Newcomer Erica Stewart, a Cal Poly employee, was elected to city council. Stewart received 20.93 percent of votes in San Luis Obispo. Carolyne Sysmans | Mustang News

Stewart said she was both excited and shocked when she heard the tentative election results. She said she remembers feeling particularly inspired to run for city council when she heard former United States President Barack Obama’s farewell speech, in which he said “be the change”. Despite this not being a new sentiment, Stewart said it was especially resonant.

Before running for city council, she trained with Emerge California, a program with a mission “to increase the number of Democratic women leaders from diverse backgrounds in public office through recruitment, training and providing a powerful network,” according to their website.

Stewart has served as the Cal Poly Director of Parent and Student Philanthropy since 2016 and will start a new position as the Associate Director of Personnel and Marketing for Campus Health and Wellbeing this week. She said she does not believe the position will conflict with serving on  city council, and if city council ever has to vote on something specific in her department, she would recuse herself.

“I think the key is for anyone that works in a state, city, county or other public sector job, is you are being paid through public dollars. So you have to respectful of making sure that the time is separate,” Stewart said.

As a Cal Poly alumna and employee, Stewart said she aims to figure out how to better reach students.

“Not every single issue probably matters to students, I get that. But there are issues that affect the students and when those come about what’s the best way to really get feedback and input?” Stewart said.

Believed to be the first black woman to serve on San Luis Obispo’s City Council, Stewart said she hopes to serve as someone young women of color can relate to and see themselves in.

“When I was a kid, I don’t know how old I was, but still barbie-age, so barbies were out all over. And I remember going into this one department store… and I saw the Whitney doll, and it wasn’t Whitney like Whitney Houston, it was just called Whitney. And it was the first African American doll I had ever seen,” Stewart said. “I remember thinking like oh my gosh, someone that has my hair. I mean she was much darker than me but it was just something I could relate to, where I couldn’t relate to the other barbies.”
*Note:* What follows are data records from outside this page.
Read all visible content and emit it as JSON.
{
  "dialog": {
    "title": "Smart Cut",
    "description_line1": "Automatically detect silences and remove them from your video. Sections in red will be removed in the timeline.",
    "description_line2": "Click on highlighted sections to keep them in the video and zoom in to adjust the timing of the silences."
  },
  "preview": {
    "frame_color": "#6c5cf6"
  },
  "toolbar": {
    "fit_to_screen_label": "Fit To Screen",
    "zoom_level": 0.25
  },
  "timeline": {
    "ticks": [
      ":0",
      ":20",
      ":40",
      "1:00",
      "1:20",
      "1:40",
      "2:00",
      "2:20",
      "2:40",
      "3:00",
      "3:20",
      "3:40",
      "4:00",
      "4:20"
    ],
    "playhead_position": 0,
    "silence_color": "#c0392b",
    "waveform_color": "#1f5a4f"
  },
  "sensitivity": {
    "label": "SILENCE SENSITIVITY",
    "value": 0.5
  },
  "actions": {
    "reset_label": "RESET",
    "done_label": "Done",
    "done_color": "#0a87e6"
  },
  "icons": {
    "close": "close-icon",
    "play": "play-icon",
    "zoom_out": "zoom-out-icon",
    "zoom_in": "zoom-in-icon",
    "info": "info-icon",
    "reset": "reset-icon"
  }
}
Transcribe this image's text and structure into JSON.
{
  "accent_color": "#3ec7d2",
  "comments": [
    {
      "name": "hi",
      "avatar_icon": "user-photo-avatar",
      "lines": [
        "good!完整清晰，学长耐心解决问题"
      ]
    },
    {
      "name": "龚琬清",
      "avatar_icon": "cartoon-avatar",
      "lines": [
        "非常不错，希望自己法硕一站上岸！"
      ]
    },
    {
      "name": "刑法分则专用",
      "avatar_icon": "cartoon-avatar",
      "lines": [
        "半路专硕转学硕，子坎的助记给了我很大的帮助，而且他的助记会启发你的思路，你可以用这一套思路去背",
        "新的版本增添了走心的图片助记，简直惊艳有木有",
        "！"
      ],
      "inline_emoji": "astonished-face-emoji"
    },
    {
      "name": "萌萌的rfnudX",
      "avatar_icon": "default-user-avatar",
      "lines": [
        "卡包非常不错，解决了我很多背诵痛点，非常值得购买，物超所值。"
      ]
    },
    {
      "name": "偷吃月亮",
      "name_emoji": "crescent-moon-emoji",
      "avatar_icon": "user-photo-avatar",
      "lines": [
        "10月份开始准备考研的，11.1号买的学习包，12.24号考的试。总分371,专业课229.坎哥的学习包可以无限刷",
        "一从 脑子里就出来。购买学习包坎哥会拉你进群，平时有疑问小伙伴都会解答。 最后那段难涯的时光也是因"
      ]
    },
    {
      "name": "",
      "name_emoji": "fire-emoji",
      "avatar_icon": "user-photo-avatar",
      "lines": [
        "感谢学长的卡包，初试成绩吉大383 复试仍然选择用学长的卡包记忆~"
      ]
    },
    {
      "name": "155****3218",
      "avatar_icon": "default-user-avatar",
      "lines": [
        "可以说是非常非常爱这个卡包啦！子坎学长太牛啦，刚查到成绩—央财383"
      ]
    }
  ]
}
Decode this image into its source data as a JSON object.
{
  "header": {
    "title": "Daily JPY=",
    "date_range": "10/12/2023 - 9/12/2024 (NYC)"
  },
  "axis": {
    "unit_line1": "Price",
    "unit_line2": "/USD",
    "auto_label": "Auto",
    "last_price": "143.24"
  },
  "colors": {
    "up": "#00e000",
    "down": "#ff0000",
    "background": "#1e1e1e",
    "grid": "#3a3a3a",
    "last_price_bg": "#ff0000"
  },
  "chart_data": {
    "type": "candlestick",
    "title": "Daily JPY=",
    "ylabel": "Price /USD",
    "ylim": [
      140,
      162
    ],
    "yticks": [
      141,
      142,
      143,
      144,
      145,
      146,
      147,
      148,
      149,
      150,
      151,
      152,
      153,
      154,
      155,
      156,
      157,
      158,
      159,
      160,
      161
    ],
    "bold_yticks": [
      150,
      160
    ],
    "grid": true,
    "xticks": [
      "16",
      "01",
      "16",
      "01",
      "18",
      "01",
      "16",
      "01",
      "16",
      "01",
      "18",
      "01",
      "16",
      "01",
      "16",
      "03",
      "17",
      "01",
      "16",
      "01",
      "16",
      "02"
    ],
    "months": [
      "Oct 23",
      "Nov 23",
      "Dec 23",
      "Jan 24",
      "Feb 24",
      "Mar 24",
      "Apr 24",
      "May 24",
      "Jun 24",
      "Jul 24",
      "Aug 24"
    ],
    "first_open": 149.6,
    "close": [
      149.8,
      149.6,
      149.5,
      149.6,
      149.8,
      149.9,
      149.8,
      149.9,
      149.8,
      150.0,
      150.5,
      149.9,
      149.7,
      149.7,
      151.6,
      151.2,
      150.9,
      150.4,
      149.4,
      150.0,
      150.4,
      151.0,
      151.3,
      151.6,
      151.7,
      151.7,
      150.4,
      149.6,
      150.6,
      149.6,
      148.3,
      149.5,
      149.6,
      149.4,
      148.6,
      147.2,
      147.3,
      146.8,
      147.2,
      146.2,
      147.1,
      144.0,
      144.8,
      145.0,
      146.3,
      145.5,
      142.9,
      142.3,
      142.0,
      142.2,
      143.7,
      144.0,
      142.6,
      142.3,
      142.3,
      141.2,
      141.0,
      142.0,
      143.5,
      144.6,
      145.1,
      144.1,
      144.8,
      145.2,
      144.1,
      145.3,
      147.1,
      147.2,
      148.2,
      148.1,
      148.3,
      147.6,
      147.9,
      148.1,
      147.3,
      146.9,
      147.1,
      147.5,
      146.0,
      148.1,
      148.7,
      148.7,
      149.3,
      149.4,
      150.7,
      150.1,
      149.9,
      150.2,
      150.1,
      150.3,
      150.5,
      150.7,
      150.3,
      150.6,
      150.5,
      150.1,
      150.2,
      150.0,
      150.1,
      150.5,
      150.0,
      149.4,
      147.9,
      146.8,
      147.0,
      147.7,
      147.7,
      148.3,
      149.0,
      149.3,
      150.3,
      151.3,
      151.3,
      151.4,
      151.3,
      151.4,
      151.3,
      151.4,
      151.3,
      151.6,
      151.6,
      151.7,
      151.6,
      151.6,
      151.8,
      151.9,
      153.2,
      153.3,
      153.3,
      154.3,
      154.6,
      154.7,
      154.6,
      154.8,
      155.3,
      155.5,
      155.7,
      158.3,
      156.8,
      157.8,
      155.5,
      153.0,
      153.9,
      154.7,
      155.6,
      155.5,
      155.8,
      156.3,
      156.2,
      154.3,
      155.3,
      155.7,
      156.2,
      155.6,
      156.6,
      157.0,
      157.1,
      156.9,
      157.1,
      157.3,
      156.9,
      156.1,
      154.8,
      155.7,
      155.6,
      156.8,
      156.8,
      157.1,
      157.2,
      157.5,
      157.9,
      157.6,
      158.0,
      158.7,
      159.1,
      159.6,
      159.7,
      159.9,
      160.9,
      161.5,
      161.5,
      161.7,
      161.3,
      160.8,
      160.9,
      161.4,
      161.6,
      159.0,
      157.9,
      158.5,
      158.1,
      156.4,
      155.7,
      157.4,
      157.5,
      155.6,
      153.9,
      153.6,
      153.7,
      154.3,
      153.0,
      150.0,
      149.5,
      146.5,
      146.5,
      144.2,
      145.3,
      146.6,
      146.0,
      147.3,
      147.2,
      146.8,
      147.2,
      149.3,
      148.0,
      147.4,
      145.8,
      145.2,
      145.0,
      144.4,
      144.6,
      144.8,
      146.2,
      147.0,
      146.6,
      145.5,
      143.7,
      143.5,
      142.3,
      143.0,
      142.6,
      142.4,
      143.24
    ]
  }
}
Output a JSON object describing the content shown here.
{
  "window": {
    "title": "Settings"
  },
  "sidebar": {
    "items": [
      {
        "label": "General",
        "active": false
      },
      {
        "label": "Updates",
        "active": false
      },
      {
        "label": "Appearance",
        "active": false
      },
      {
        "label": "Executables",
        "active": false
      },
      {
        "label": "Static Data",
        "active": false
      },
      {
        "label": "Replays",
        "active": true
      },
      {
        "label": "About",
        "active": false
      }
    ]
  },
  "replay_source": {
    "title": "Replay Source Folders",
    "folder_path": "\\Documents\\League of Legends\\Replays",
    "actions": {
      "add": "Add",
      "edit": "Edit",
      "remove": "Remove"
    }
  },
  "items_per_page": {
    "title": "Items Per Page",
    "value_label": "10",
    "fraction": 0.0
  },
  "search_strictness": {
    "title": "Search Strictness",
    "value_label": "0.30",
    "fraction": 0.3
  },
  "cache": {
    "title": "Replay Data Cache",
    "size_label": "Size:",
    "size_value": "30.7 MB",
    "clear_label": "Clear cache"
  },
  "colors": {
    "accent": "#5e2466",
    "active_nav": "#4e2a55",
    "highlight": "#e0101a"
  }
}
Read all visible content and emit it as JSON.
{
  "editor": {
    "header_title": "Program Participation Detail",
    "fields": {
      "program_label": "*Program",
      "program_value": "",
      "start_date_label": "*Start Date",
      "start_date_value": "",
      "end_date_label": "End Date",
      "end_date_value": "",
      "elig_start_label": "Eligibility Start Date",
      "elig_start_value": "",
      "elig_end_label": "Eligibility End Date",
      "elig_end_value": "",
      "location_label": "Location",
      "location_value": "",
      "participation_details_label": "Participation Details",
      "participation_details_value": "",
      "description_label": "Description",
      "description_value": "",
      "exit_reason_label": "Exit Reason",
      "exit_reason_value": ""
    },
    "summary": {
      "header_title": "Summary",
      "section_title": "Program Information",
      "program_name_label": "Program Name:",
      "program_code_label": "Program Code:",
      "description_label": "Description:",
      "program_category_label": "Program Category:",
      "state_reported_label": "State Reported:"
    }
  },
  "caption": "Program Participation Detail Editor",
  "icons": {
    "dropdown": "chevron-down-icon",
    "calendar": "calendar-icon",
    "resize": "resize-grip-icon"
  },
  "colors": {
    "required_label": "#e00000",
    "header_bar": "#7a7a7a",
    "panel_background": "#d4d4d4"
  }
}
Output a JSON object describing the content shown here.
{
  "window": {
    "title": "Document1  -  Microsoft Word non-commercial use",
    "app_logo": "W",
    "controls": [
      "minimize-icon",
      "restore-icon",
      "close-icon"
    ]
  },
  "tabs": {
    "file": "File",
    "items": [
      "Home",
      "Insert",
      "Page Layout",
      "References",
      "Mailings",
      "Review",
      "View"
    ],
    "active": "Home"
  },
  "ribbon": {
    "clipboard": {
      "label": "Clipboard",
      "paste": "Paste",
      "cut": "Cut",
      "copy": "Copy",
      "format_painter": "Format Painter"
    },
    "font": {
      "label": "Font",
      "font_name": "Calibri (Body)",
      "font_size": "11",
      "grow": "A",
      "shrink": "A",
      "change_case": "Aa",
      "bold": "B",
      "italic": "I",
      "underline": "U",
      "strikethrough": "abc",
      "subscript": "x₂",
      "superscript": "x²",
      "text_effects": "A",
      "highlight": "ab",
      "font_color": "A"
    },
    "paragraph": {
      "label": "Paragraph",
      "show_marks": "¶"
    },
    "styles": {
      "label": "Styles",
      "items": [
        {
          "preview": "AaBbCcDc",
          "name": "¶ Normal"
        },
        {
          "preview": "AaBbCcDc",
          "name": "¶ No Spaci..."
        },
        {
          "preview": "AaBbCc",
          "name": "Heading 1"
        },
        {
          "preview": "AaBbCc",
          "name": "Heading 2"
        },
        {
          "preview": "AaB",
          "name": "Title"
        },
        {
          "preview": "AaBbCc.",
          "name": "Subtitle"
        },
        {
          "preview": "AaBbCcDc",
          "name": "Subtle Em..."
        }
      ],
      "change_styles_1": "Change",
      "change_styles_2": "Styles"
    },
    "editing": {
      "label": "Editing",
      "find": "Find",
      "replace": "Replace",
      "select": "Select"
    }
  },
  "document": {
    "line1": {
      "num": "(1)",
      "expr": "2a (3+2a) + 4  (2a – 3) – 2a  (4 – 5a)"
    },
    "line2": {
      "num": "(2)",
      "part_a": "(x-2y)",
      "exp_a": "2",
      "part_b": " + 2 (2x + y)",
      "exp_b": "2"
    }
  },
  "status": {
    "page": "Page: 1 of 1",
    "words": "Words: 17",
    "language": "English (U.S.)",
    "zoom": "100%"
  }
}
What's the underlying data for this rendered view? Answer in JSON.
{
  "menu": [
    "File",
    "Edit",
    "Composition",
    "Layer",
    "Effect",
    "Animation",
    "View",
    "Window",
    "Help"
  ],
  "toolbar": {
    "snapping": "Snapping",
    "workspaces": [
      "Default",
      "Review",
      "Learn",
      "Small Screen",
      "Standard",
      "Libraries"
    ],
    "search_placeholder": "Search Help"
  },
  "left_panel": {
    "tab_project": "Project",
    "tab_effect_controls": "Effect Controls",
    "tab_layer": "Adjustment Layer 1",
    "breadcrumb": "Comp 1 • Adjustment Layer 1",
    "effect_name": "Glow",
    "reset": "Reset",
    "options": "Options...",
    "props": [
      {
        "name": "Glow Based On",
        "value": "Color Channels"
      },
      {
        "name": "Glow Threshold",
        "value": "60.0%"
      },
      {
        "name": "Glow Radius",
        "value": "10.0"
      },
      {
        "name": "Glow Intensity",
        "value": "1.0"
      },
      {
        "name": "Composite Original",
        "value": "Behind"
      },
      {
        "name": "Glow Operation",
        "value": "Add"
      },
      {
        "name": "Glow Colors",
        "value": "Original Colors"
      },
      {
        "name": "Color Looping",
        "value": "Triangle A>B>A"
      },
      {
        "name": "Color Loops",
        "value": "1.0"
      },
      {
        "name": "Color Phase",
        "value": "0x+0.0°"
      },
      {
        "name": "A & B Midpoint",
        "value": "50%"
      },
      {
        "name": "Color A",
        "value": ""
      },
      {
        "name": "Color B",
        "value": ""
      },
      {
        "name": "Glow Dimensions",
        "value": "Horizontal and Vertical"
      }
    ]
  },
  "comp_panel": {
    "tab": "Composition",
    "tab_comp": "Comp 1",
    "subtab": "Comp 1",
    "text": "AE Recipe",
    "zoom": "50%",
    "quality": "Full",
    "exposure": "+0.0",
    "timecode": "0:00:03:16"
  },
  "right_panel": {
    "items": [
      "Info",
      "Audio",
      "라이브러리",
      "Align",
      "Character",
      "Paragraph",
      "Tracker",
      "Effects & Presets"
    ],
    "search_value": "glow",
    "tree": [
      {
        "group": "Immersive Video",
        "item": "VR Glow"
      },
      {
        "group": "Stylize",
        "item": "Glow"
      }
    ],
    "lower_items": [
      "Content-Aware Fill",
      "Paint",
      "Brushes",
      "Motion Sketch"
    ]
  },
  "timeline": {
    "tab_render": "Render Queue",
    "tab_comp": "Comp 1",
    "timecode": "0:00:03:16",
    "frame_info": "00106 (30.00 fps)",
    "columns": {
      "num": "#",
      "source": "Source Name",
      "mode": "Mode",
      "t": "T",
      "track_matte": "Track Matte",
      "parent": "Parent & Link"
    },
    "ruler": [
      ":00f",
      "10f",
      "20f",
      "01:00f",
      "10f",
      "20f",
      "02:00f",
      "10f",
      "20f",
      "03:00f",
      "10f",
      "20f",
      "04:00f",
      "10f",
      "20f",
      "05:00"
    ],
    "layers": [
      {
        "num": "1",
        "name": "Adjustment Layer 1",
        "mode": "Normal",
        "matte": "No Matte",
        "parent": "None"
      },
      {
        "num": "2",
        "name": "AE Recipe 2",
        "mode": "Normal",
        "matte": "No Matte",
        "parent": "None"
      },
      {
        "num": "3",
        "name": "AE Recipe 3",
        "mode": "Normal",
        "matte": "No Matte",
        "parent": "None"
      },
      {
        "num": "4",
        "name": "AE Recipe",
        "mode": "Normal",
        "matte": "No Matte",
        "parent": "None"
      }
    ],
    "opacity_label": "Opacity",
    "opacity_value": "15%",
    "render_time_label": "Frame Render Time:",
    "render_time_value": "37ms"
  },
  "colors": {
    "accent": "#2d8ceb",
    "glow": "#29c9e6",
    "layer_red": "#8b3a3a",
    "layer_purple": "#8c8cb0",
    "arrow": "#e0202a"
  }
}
The results of the national midterm election included milestones such as the election of the first openly gay man as governor, the first Native American congresswomen and the first Muslim congresswomen, amongst many others.

Ultimately, Stewart said the milestones that have been reached locally and nationally demonstrate that running for office and getting involved in politics isn’t as foreign anymore, especially with the prevalence of social media.

“It’s a concept that you can be a part of change. If you don’t like something, be a part of changing it. People are not going to sit back anymore,” Stewart said.

Harmon said the national trends suggest Americans are in the middle of a huge political shift, which is reflected on a local level as well.

“It’s a mandate, and it’s not a mandate just for me, of course. It’s a mandate for the policies that we’ve been supporting. It’s a mandate for inclusivity, it’s a mandate for other modes of transportation. It’s a mandate for supporting bicycle transportation, it’s a mandate for prioritizing climate change. It’s really a mandate for a new, fresh, inclusive vision of San Luis Obispo.” Harmon said.

Mayor Heidi Harmon with her primary mode of transportation, an electric bike. Kylie Kowalske | Mustang News.

Harmon also said that more representation in politics demonstrates that the United States is not just a country for white affluent men, but a country for everyone.

Christianson agreed that the election results both nationally and locally indicate a political change.

“After the dark Trump, the last two years of the Trump presidency, they’re a ray of hope that not only will good people run but that the voters will actually elect them. It to me means that the pendulum has swung over as far as its gonna go in one direction and now we get to have it swing back again,” Christianson said.

She added that just because someone is a woman or is part of a marginalized group does not necessarily mean that their politics are automatically better, but that she is confident the four council women and councilman Aaron Gomez are taking San Luis Obispo in the right direction.

Christianson said she hopes to continue working on housing and transportation issues as a city council member. She said tackling these issues simultaneously in a way that is both “environmentally and resource wise” inevitably leads to tackling climate action as well.

Harmon will be releasing a list of goals in front of San Luis Obispo City Hall at 3 p.m. on Tuesday, Nov. 13.  The goals will pertain to the following topics: energy conservation, affordable housing and development, economic prosperity and opportunity, democracy and civic engagement and diversity and inclusivity.